Air Date: Week of February 3, 1995

There appears to be consensus on the recent National Marine Fisheries Service plan for the replenishment of Pacific Northwest salmon stocks — no constituency likes it. Jennifer Schmidt of member station KPLU in Seattle reports.

Transcript

CURWOOD: This is Living on Earth. I'm Steve Curwood. The numbers of wild salmon in the Pacific Northwest have plummeted in recent years. And many species are already officially endangered. Restoring the salmon could also revive commercial and recreational fishing, but many in the region say the cost is just too high. About the only thing that environmental activists, Indian tribes, and industry groups can agree upon right now, is that none of them like the latest plan proposed by the Clinton Administration to save salmon on the Columbia and Snake Rivers. From Seattle, Jennifer Schmidt of member station KPLU has more.

SCHMIDT: After nearly a year of work, the National Marine Fisheries Service says it has come up with an affordable and financially sound plan to save the Columbia River Salmon.
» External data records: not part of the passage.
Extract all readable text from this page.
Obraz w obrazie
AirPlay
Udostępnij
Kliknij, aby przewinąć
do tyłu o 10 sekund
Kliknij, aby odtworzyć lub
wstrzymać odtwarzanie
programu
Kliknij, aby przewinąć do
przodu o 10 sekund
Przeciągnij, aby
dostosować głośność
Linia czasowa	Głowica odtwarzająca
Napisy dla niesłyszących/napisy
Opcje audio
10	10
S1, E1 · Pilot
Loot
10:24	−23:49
Spokesman Merritt Tuttle.

TUTTLE: I believe that we've done more in this particular biological canyon for Salmon than has ever been done before. It is a major change in the operation of the Columbia River system, and it's exactly what's needed to avoid extinction of these stocks.
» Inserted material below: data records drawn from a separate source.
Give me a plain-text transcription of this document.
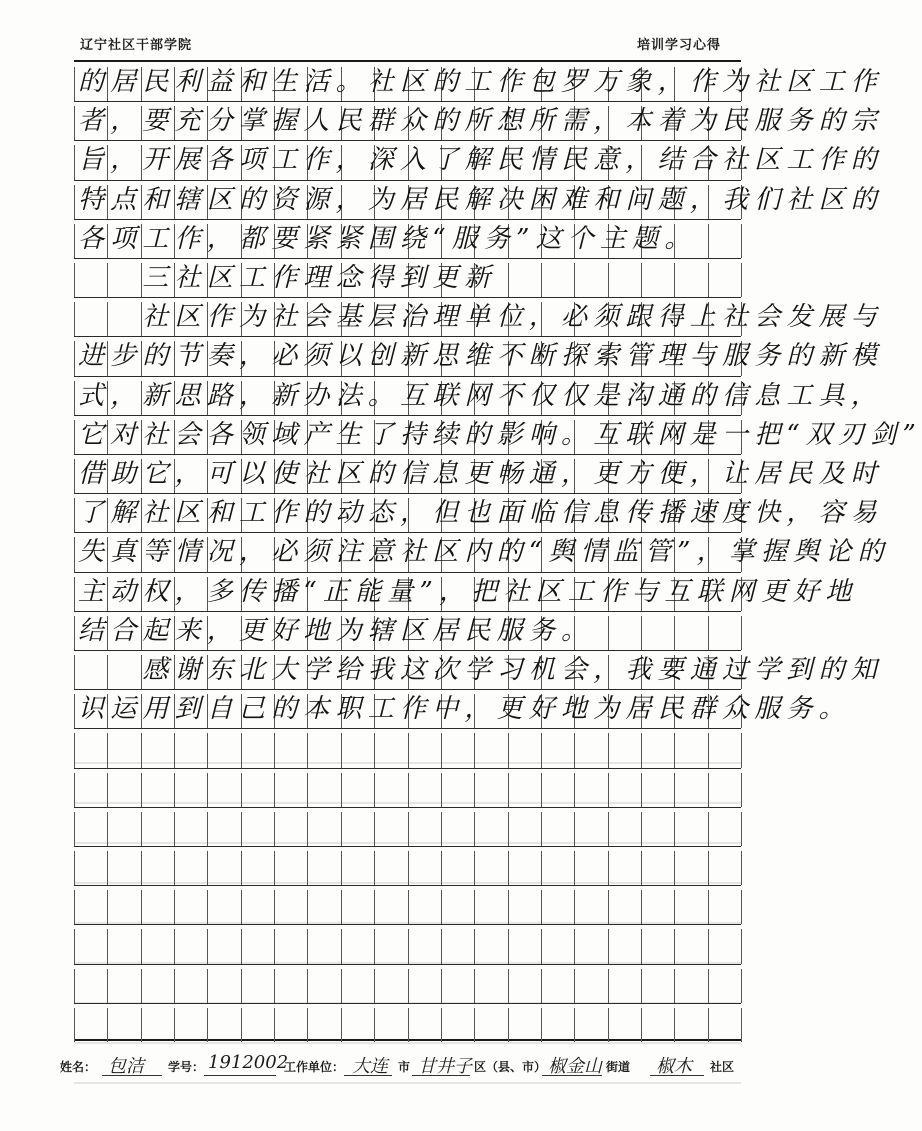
辽宁社区干部学院	培训学习心得
的居民利益和生活。社区的工作包罗万象，作为社区工作
者，要充分掌握人民群众的所想所需，本着为民服务的宗
旨，开展各项工作，深入了解民情民意，结合社区工作的
特点和辖区的资源，为居民解决困难和问题，我们社区的
各项工作，都要紧紧围绕“服务”这个主题。
　　三社区工作理念得到更新
　　社区作为社会基层治理单位，必须跟得上社会发展与
进步的节奏，必须以创新思维不断探索管理与服务的新模
式，新思路，新办法。互联网不仅仅是沟通的信息工具，
它对社会各领域产生了持续的影响。互联网是一把“双刃剑”
借助它，可以使社区的信息更畅通，更方便，让居民及时
了解社区和工作的动态，但也面临信息传播速度快，容易
失真等情况，必须注意社区内的“舆情监管”，掌握舆论的
主动权，多传播“正能量”，把社区工作与互联网更好地
结合起来，更好地为辖区居民服务。
　　感谢东北大学给我这次学习机会，我要通过学到的知
识运用到自己的本职工作中，更好地为居民群众服务。
姓名： 包洁 学号： 1912002
工作单位： 大连 市 甘井子 区（县、市） 椒金山 街道 椒木 社区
SCHMIDT: The plan pinpoints the river's huge hydroelectric dams as the biggest threat to the salmon's survival. To help the fish through them, the Agency calls for releasing more water through spillways, which would flush young salmon out to the ocean. But environmentalists and tribe members have blasted the proposal for not going far enough. They think a big part of the solution lies in draw-downs, a drastic lowering of reservoirs to speed up the river's flow. Many scientists believe slow-moving water on the Snake River is a major killer of young salmon. Michael Rossotto of Save Our Wild Salmon says the plan avoids draw-downs because they're costly and opposed by many northwest law makers.

ROSSOTTO: I think they've come under intense political pressure, and that they are misreading the results of the November election. Rather than reading the results of the election as a citizen demand to get the job done, they are, I think, cowed at the notion that anything that takes an investment is going to be rejected by the voters.

SCHMIDT: Private industry groups are also disappointed with the opinion, although for very different reasons. Glen VanSelow of the Pacific Northwest Waterways Association says there is no clear biological evidence that releasing more water into the river system will help salmon survive.

VAN SELOW: We're very much concerned that they're engaging in programs that will not be successful in rebuilding the stocks, and that those unsuccessful programs are very expensive.

SCHMIDT: The government is estimating its plan will cost rate payers an additional $160 million a year. The plan must still be approved by a Federal judge, the same judge who rejected an earlier version of the plan as grossly inadequate. For Living on Earth, I'm Jennifer Schmidt in Seattle.